My aunt used to be the “ticket girl” at the Virginia Theater in Somerset. I don’t know what year she started working there (probably way before I was born), but from about 1955-59 my cousins and I saw every Randolph Scott movie that was ever made in this theater. I also remember seeing the Big E’s “Jailhouse Rock” when it first came out.

On Saturday’s the local radio station used to do a live “Man on the Street” broadcast from in front of the Virginia Theater.

This theater also had a small stage and I remember seeing at least one live show that came on between movies. Only happened once, though —it wasn’t a standard thing.
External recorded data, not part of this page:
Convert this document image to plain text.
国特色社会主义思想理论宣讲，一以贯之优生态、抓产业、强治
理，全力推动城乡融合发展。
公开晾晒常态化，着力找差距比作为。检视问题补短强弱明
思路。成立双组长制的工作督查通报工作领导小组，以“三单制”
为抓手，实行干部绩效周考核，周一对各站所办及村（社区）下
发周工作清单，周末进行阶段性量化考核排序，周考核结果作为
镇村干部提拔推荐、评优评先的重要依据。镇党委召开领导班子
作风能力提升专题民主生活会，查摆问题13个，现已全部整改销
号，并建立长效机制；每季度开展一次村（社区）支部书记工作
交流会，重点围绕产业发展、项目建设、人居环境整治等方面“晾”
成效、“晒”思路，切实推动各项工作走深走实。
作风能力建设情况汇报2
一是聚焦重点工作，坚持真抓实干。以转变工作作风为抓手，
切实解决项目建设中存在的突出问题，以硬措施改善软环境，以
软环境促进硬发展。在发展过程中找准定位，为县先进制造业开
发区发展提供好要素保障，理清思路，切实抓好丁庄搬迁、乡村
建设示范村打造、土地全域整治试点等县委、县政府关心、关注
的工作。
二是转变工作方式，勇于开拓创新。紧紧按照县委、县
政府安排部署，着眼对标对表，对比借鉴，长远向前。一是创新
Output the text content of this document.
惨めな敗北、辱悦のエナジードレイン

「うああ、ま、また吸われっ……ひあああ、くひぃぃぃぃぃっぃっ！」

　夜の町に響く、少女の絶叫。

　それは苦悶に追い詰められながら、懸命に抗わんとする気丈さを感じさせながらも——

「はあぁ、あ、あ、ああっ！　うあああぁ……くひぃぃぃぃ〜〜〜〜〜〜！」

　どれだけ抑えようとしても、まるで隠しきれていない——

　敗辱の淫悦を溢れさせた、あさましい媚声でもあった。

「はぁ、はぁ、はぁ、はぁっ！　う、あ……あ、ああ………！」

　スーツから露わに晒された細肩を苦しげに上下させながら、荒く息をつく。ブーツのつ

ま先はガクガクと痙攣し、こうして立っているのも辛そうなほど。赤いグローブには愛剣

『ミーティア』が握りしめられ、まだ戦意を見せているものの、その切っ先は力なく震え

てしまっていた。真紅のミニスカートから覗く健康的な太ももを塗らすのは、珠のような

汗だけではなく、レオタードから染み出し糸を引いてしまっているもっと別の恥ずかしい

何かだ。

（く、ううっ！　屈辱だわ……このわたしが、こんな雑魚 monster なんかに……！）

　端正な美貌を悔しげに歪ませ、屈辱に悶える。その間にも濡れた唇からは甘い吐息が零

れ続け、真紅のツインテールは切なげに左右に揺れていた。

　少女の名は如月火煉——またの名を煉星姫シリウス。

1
I remember my aunt saying that this theater was owned by a prominent local family, but I can’t recall the name.

There was another theater about three blocks away that I believe was called the “Kentucky Theater.” It had a black front facade that I now assume was Vitrolite.

And I also remember my uncle telling me that there was one more VERY old theater that was already gone (fire?) by the middle 1950’s that was behind the Kentucky Theater.